While there have always been beauty companies that used natural or nontoxic ingredients, these brands tended to be niche and to target health-conscious consumers. Beautycounter is among a wave of clean beauty brands—including True Botanicals, Tata Harper, and Versed—that are trying to attract mainstream consumers. Today, retailers such as Credo and Follain focus specifically on curating these clean brands, and Sephora now has a subsection devoted to clean brands.
With Beautycounter, Renfrew wanted to build a large, global empire that would rival conglomerates such as L’Oréal and Estée Lauder. With the influx of cash from Carlyle Group, Renfrew is one step closer. “The goal was always to build a beauty brand that transforms the beauty industry at large,” Renfrew says. “There was never one specific plan to fuel our growth, but we believe that Carlyle is the perfect partner for where we are.”
The Carlyle Group, which manages $246 billion in assets, is known for investing in consumer brands including Supreme and sneaker brand Golden Goose, which made big exits when they were acquired. Beautycounter’s leadership team will continue to run the day-to-day operations at the company, but they will have access to the Carlyle Group’s retail and digital experts, which have helped brands develop a global digital presence.
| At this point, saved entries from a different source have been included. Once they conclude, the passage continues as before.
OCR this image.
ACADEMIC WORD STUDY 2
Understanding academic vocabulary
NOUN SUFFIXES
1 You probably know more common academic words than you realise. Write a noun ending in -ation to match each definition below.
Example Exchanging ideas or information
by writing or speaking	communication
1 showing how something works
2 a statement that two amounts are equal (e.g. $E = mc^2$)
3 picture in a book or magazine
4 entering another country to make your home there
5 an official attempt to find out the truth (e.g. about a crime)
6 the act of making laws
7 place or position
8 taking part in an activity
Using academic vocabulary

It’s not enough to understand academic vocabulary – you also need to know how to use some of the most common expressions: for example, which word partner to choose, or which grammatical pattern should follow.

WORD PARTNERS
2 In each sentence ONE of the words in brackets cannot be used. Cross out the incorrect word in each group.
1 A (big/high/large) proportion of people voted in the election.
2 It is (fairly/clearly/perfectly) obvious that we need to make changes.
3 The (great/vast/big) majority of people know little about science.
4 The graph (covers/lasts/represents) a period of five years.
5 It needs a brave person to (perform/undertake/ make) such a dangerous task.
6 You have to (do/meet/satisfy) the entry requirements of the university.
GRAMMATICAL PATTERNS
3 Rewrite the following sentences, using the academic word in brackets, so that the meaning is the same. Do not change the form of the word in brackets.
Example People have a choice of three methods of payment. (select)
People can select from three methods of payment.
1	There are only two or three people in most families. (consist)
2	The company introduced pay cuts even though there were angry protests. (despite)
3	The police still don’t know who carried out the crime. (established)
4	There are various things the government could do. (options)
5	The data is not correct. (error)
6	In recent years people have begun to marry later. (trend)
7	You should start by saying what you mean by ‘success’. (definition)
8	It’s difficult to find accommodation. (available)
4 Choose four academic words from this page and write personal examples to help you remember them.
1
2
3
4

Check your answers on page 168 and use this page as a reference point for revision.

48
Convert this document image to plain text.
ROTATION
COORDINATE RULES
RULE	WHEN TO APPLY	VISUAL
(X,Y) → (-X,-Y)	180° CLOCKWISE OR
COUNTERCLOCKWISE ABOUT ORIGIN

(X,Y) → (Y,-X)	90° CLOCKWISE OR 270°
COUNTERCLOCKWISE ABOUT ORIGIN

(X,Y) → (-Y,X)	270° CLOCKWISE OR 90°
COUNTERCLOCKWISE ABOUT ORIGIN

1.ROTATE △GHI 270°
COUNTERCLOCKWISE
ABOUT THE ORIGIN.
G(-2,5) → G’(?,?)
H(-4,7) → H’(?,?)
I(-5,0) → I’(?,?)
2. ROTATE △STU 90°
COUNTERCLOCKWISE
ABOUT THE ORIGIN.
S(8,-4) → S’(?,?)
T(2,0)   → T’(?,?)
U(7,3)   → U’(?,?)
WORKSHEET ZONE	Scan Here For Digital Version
Part of what attracted the Carlyle Group to Beautycounter is the brand’s multichannel approach. Like many other fast-growing startups that have hit the market over the past decade, Beautycounter is a direct-to-consumer brand. But unlike Everlane, Glossier, and Warby Parker, Beautycounter sells products across many different channels. Besides its website and stores, it sells products through an army of more than 65,000 consultants. It’s also launched short-term partnerships with Sephora and Target to sell a few products in their stores. This approach allowed Beautycounter to reach a wide audience quickly. “We see a large community that is already very engaged with the brand,” says Jay Sammons, the Carlyle Group’s head of global consumer, media, and retail. “We can help grow this audience with our expertise.”
Beautycounter is unique among beauty brands because it has an advocacy wing that lobbies Congress to better regulate the beauty industry. While the European Union bans or restricts more than 1,400 chemicals in personal-care products, the United States is far more lenient, banning only 30. In 2019, Beautycounter’s lobbying began to pay off when Senators Dianne Feinstein and Susan Collins introduced the Personal Care Products Safety Act, which would require the FDA to evaluate ingredients in beauty products. It has not yet been passed.
Renfrew says she picked Carlyle as an investor because the firm was committed to continuing this advocacy work and also to formulating high-quality products without known toxins. Sammons, for his part, believes that this attention to product safety is a key selling point. “Safety is what makes this brand and these products so compelling to consumers,” he says.
Eight years after Renfrew launched Beautycounter, the industry looks radically different. Many consumers now demand clean products, prompting even legacy brands to be more transparent about their ingredients. L’Oréal, for instance, launched a platform providing details about what’s in its products and now sells some products without harmful ingredients.
But as “clean beauty” becomes more widespread, it’s becoming increasingly difficult for consumers to differentiate between products. This partly comes down to not having standardized definitions about what constitutes “clean,” “nontoxic,” or “safe.” Brands are able to use this language without backing it up with data or evidence. If the government implements stronger regulations, it could create clearer standards and definitions, but this doesn’t seem likely any time soon.
It will get increasingly difficult for Beautycounter to stand out in the crowded clean-beauty space in the years to come, which is partly why both Renfrew and Sammons believe it’s important to build a loyal audience now. “This company was very methodically built to find consumers and address their needs, wherever they are,” says Sammons. “We believe that if we can get the brand in front of new customers, they’ll become loyal.”